The journal notes a high concentration of small businesses in the city — nearly 20 small businesses per every 1,000 residents. And there are many factors that contribute to that growth, says Matt DeLeon, Business Development Coordinator for the City of Houston. For example, Houston’s job growth is twice that of the nation, according to the U.S. Department of Labor Statistics.
“It’s just easier to do business in Houston,” DeLeon says. “There are no zoning laws, which means small businesses have an easier time setting up shop. And our city is unique in that it doesn’t require a general business license, so there are fewer forms to fill out and no charge for being a business in Houston.”
Texas also has no state income or corporate taxes, according to the Tax Foundation, which can help attract business.
Houston and local organizations also offer a number of tools for small-business owners to get started. The city’s Business Solutions Center offers the Liftoff Houston business plan competition, providing tens of thousands of dollars in prize money for the best new business ideas.
The University of Houston’s Small Business Development Center offers help with business plans, accessing startup capital and educational seminars for entrepreneurs. And the Greater Houston Partnership (GHP) offers a wealth of resources for small business owners, ranging from export assistance to essential business training.
Manuel Gonzalez, district director of the Small Business Administration’s Houston Division, says that a number of local organizations work together to help small businesses, including the GHP, a 25-year-old group that advocates for “a positive business environment.”
“The Chamber of Commerce, GHP, universities, banks and lenders, and the mayor’s office — they’re all focused on promoting economic development through small business,” Gonzalez says.
And as the area’s population and trade grow, the city is undertaking major infrastructure projects, Gonzalez says.
“The Port of Houston is already the nation’s largest by exports, and is spending billions to accommodate even larger ships,” he says. “[George Bush Intercontinental] Airport is spending $1 billion on a new international terminal to handle additional flights to places like China.
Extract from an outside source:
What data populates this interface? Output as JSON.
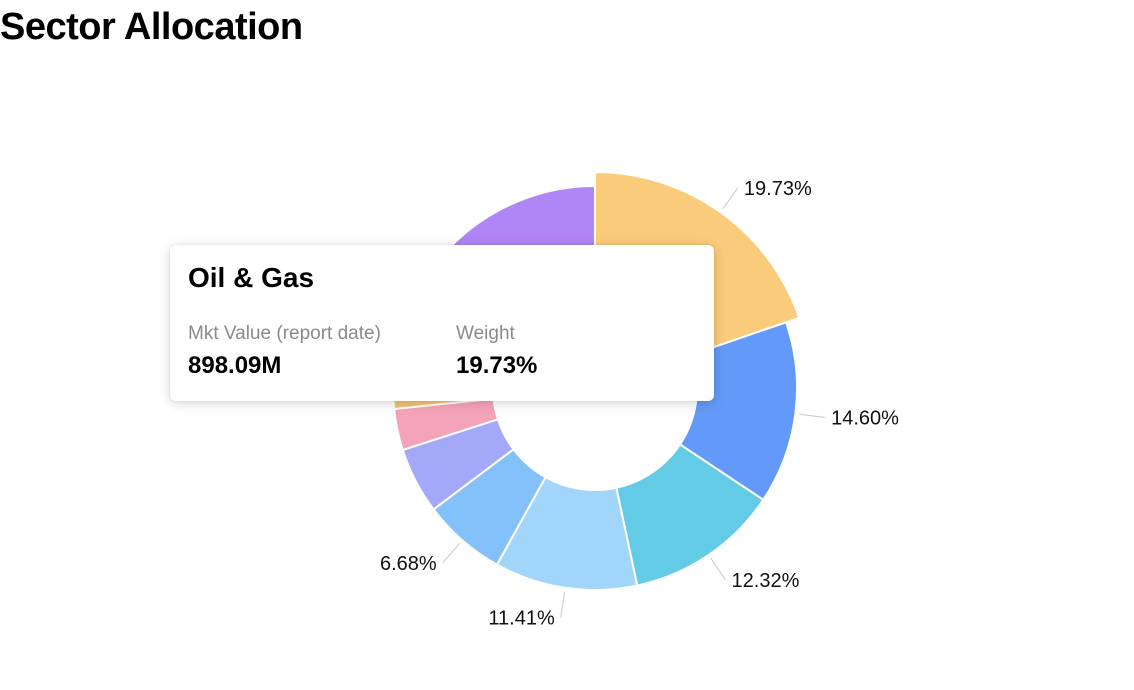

And the [William P.] Hobby Airport is building a new international terminal, too. This all helps small business and trade in our city.”
The growth in trade is a byproduct of the city’s energy industry. But other sectors, such as health care and technology, also are leading to new migration and increasing internationalization. A recent Rice University study found that the Houston metro area is now the nation’s most diverse, with many small businesses in ethnic communities.
“Our city’s immigrants come here not only to work hard, but also to build businesses,” Gonzalez says. “Everything from Vietnamese pho shops in Midtown to the Post Oak Grill to chains like Taquerias Arandas were started by foreign immigrants, and that trend is only growing.”
As the city diversifies even further, the variety of small businesses that emerge may begin to change, too.
“Food trucks and taco stands are really taking off,” DeLeon says. “We didn’t see it coming, but gourmet and ethnic food vehicles are booming in Houston right now. They’re kind of the wave of the future.”